Movie Review: Damascus Cover (2017)

A spy thriller set in the Middle East, Damascus Cover is an old-fashioned intelligence game of shadows riddled with distracting inconsistencies.

It's 1989, and the Berlin Wall is tumbling. In that city, Mossad agent Ari Ben-Sion (Jonathan Rhys Meyers) terminates a double-crossing operative feeding information to the Syrians. An Israeli agent in Damascus falls into the hands of Sarraj (Navid Negahban), the Syrian head of Mukhabarat. Fearful that Israel's entire Syrian spy network has been compromised, Mossad boss Miki (John Hurt, in his final role) dispatches Ari to Damascus to extract Angel, the highest ranking covert agent in the city.

In Damascus Ari adopts the identity of German rug dealer Hans Hoffman and cozies up to ex-Nazi-in-hiding Franz Ludin (J├╝rgen Prochnow), whose housekeeper can help with Angel's extraction. Ari also starts a romance with journalist Kim Johnson (Olivia Thirlby). Syrian military commander General Fouad (Igal Naor) is locked in an internal power struggle with Sarraj, and both men keep close tabs on Ari's movements.

An independent production adapting the book by Howard Kaplan, Damascus Cover dives into the intriguing world of spying and counter-spying in the world's most dangerous neighbourhood. The gimmick-free, human-centred high-tension drama of spies in hostile territory relying on their wits to survive is refreshing, and both the cinematography and locations convey the desired dour mood. But unfortunately too many other elements fall short, compromising the film's quality.

As played by a stiff Jonathan Rhys Meyers, Ari Ben-Sion silently screams "I am a Spy!" in every scene. Whether the fault of the actor or director and co-writer Daniel Zelik Berk, Ari's uncomfortable stance, useless narration and unwillingness to blend in erode credibility.
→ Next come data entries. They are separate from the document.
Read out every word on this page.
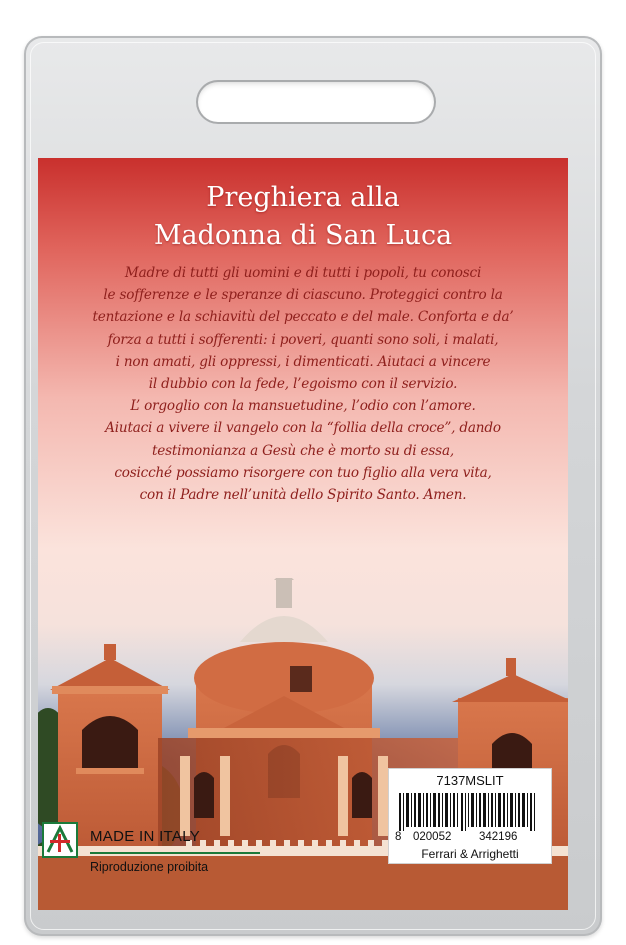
Preghiera alla
Madonna di San Luca
Madre di tutti gli uomini e di tutti i popoli, tu conosci
le sofferenze e le speranze di ciascuno. Proteggici contro la
tentazione e la schiavitù del peccato e del male. Conforta e da’
forza a tutti i sofferenti: i poveri, quanti sono soli, i malati,
i non amati, gli oppressi, i dimenticati. Aiutaci a vincere
il dubbio con la fede, l’egoismo con il servizio.
L’ orgoglio con la mansuetudine, l’odio con l’amore.
Aiutaci a vivere il vangelo con la “follia della croce”, dando
testimonianza a Gesù che è morto su di essa,
cosicché possiamo risorgere con tuo figlio alla vera vita,
con il Padre nell’unità dello Spirito Santo. Amen.
MADE IN ITALY
Riproduzione proibita
7137MSLIT
8 020052 342196
Ferrari & Arrighetti
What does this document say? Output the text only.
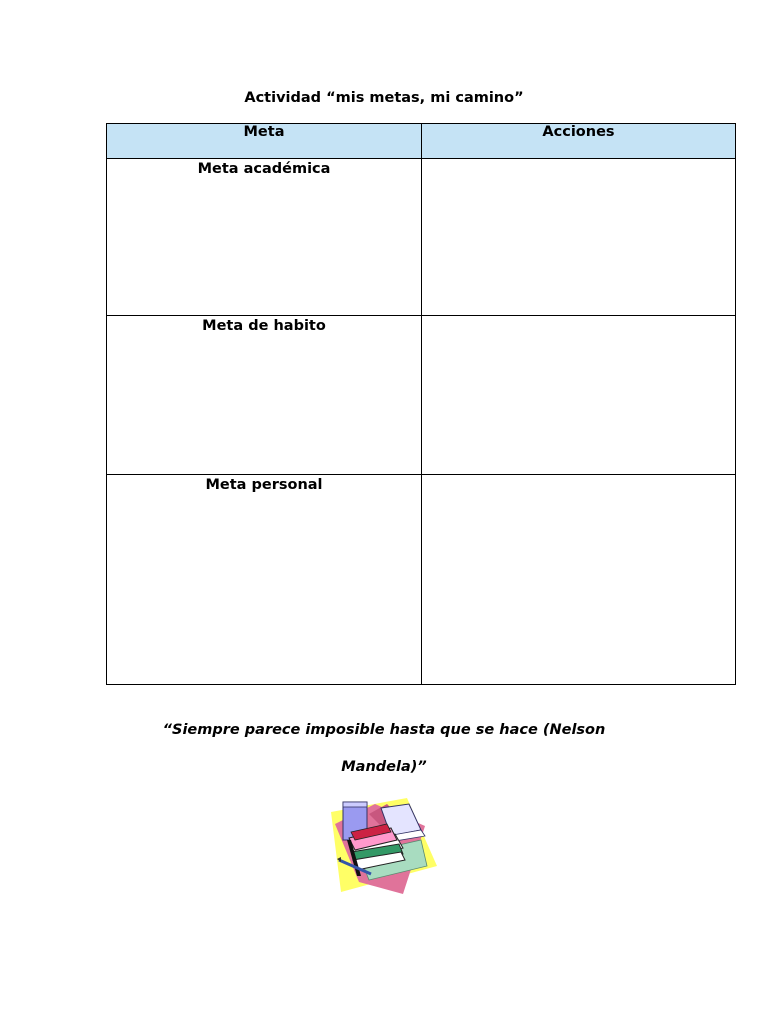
Actividad “mis metas, mi camino”
Meta	Acciones
Meta académica	
Meta de habito	
Meta personal	
“Siempre parece imposible hasta que se hace (Nelson
Mandela)”
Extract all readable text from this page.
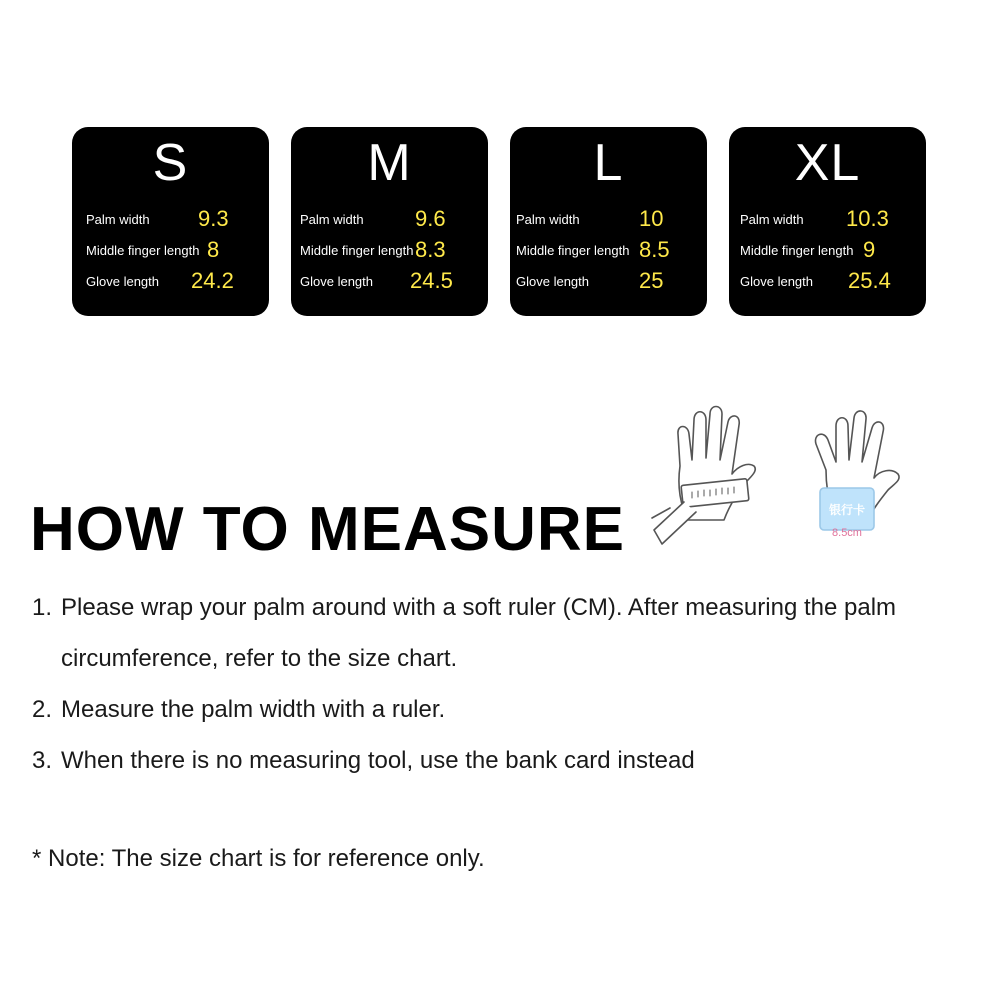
S
Palm width 9.3
Middle finger length 8
Glove length 24.2
M
Palm width 9.6
Middle finger length 8.3
Glove length 24.5
L
Palm width	10
Middle finger length 8.5
Glove length 25
XL
Palm width 10.3
Middle finger length 9
Glove length 25.4
HOW TO MEASURE	银行卡
8.5cm
1. Please wrap your palm around with a soft ruler (CM). After measuring the palm
circumference, refer to the size chart.
2. Measure the palm width with a ruler.
3. When there is no measuring tool, use the bank card instead
* Note: The size chart is for reference only.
Ari's careless bumbling around in Damascus, from romancing a journalist who can expose his identity (they first met in Jerusalem) to clumsily getting caught with Ludin's housekeeper, mark him as far from fit for purpose.

Many other plot points are clunky, including the contrived attempt to humanize Ari by providing him with a bland sob backstory (father died young; child died young). The entire old-Nazis-in-hiding subplot is appended for no useful narrative purpose except perhaps to make the Syrians look bad as ex-Nazi coddlers, and Ari's route to Angel through Ludin's housekeeper is a particularly convoluted mission path.

Of course this being a spy thriller most of the characters are not who they claim to be, and Damascus Cover gets better as more onion layers are peeled. While the exceptionally awkward action climax stumbles as badly as the rest of the film, the denouement is excellent in offering a glimpse into the realpolitik world of puppet masters. Damascus Cover blows its cover early and often, but does leave behind tantalizing shrouds of what could have been.